El argumento central sostiene que cuando una persona es investigada por varios hechos, el fiscal que debe intervenir en la totalidad de la causa es aquel que estaba de turno al momento de la denuncia del delito más grave.
El abogado defensor César López, representante legal de Mabel Ojeda conocida públicamente como la “falsa médica”, habló con Ahora Noticias Chaco y confirmó que solicitó formalmente que el fiscal de Sáenz Peña, Marcelo Soto, se declare incompetente en la investigación. Ojeda se encuentra actualmente imputada por ejercicio ilegal de la medicina, usurpación de título y homicidio simple con dolo eventual, este último considerado el delito más grave del expediente.
La acusación de homicidio se vincula con el fallecimiento de Lorenzo Blanco, ocurrido en diciembre del año pasado en Quitilipi. Según la denuncia de los familiares, el hombre asistió al hospital local por un fuerte dolor de pecho y de cabeza, donde fue atendido por Ojeda, quien le recetó paracetamol y lo mandó a reposar a su casa, lugar en el que posteriormente desmejoró y murió.
López cuestionó duramente el avance de la investigación y señaló irregularidades en el manejo de los tiempos judiciales. El letrado explicó que el expediente por el deceso de Blanco se inició de oficio por la policía tras las quejas de la familia ante la falta de una autopsia. “En ese momento, el fiscal Gustavo Valero consideró que el procedimiento no era necesario por tratarse de una muerte natural, aunque luego accedió ante la insistencia de los familiares”, detalló López. Sin embargo, la defensa denunció que las actuaciones estuvieron paralizadas durante cinco meses.
La causa cambió de manos luego de que el doctor Valero se declarara incompetente y remitiera el caso al fiscal Marcelo Soto, argumentando que este último ya lideraba una investigación previa y más avanzada por usurpación de título y ejercicio ilegal de la medicina. Tras citar a la familia de la víctima, la fiscalía convocó a Ojeda a audiencia de declaración como imputada y le atribuyó el delito de homicidio simple con dolo eventual.
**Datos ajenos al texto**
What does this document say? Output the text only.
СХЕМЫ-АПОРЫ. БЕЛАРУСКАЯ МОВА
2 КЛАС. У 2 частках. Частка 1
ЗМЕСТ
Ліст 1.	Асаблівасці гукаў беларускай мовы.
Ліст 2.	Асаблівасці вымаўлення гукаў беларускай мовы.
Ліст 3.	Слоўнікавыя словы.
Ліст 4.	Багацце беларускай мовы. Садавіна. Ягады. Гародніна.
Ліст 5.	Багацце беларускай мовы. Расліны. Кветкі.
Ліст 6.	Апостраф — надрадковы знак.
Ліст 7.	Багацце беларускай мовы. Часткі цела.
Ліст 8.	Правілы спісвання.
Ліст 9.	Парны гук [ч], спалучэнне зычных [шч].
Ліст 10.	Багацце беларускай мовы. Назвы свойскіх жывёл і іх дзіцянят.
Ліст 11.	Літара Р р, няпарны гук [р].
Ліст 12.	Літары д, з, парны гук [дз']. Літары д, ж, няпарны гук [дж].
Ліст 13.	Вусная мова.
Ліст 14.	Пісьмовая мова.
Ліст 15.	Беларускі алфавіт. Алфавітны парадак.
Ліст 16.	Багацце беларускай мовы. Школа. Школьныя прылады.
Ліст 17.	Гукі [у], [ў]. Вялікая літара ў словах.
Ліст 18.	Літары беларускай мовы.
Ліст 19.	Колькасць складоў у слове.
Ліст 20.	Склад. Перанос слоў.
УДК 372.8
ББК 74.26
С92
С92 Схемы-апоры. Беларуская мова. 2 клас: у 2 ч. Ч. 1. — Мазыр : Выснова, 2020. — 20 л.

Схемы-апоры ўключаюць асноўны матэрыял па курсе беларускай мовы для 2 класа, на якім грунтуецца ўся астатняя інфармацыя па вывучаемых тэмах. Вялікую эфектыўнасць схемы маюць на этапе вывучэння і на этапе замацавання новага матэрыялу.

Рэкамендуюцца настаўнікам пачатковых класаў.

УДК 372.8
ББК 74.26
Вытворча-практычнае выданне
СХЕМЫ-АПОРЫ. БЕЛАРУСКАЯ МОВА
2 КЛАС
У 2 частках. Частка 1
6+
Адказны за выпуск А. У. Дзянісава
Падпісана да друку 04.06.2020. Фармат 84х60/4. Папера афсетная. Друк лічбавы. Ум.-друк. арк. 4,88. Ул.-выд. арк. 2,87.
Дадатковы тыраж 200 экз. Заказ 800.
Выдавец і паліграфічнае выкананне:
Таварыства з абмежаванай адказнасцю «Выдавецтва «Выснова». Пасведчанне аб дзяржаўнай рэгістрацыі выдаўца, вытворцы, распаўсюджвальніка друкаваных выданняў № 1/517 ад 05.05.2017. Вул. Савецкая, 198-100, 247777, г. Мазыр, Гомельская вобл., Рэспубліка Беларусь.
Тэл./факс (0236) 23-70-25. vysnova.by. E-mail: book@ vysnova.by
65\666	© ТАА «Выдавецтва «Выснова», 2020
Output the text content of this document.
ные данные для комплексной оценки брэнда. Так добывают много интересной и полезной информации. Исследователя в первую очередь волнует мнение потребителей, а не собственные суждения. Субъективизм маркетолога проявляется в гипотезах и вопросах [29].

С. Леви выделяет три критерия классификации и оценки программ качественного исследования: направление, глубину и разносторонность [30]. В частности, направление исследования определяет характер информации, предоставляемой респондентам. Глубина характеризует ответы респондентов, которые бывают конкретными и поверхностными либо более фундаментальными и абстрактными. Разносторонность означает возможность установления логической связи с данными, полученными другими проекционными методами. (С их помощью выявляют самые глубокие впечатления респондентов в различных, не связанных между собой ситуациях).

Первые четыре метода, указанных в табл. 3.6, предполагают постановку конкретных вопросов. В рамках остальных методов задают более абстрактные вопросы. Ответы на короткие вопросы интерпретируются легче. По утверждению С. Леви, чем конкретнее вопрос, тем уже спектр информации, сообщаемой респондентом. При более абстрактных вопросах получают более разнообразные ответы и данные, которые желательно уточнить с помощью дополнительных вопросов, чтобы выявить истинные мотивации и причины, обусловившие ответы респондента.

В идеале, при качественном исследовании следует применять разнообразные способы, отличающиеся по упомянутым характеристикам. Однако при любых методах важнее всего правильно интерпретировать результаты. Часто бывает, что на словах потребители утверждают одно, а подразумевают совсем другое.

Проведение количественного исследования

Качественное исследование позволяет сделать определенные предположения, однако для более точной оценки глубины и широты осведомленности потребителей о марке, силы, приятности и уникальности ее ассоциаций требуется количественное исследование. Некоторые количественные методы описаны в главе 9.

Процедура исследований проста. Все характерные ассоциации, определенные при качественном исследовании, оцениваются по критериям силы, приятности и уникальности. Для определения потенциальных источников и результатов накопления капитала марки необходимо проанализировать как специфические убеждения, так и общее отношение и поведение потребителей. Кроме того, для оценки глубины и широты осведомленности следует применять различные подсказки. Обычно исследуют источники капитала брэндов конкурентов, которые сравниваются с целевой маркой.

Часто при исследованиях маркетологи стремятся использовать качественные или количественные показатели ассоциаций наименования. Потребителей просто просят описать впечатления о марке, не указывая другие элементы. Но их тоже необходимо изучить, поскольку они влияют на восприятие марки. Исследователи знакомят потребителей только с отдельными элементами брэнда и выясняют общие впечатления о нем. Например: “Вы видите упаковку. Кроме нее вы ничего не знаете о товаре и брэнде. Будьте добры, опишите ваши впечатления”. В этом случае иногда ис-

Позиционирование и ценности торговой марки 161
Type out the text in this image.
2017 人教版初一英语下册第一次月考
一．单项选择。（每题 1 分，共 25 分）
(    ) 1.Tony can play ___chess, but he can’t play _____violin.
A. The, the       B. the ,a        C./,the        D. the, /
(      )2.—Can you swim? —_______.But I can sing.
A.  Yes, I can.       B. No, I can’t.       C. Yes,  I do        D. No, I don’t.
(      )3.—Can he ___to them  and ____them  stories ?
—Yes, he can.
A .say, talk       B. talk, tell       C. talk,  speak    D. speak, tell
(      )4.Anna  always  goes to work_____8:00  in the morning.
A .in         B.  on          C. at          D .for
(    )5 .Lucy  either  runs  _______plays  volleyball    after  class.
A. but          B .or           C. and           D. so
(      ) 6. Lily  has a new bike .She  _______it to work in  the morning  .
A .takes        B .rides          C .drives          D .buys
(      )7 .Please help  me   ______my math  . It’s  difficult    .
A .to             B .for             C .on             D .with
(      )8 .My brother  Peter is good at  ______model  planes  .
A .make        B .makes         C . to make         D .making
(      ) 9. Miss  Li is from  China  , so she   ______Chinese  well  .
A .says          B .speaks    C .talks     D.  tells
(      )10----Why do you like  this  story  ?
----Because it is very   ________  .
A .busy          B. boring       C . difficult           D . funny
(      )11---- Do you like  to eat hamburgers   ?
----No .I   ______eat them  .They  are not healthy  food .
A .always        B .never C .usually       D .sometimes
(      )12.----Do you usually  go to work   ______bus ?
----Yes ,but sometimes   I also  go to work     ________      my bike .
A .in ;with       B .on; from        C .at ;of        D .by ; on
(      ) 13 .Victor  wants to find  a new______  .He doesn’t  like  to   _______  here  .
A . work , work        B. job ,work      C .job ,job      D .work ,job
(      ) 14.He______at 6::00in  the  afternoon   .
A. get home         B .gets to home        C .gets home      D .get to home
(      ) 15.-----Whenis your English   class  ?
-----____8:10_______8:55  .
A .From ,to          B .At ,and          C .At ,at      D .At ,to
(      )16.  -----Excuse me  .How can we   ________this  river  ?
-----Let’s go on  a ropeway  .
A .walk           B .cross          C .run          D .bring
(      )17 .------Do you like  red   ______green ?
Para la defensa, la imputación resulta sorpresiva y carece de sustento probatorio técnico. López enfatizó que “el fiscal aún debe obtener pruebas periciales que demuestren que la causa de la muerte es responsabilidad directa de la señora Ojeda”, criticando que se avanzara con una calificación tan grave basándose únicamente en la denuncia de la familia que estuvo archivada durante meses.
Ante este escenario, la defensa presentó un pedido de incompetencia fundamentado en el artículo 55, inciso primero, del Código Procesal Penal del Chaco. El argumento central sostiene que cuando una persona es investigada por varios hechos, el fiscal que debe intervenir en la totalidad de la causa es aquel que estaba de turno al momento de la denuncia del delito más grave. Al ser el homicidio la figura de mayor gravedad, y haber sido denunciado inicialmente ante el doctor Valero, la defensa exige que este recupere el expediente completo y desplace al fiscal Soto de la investigación.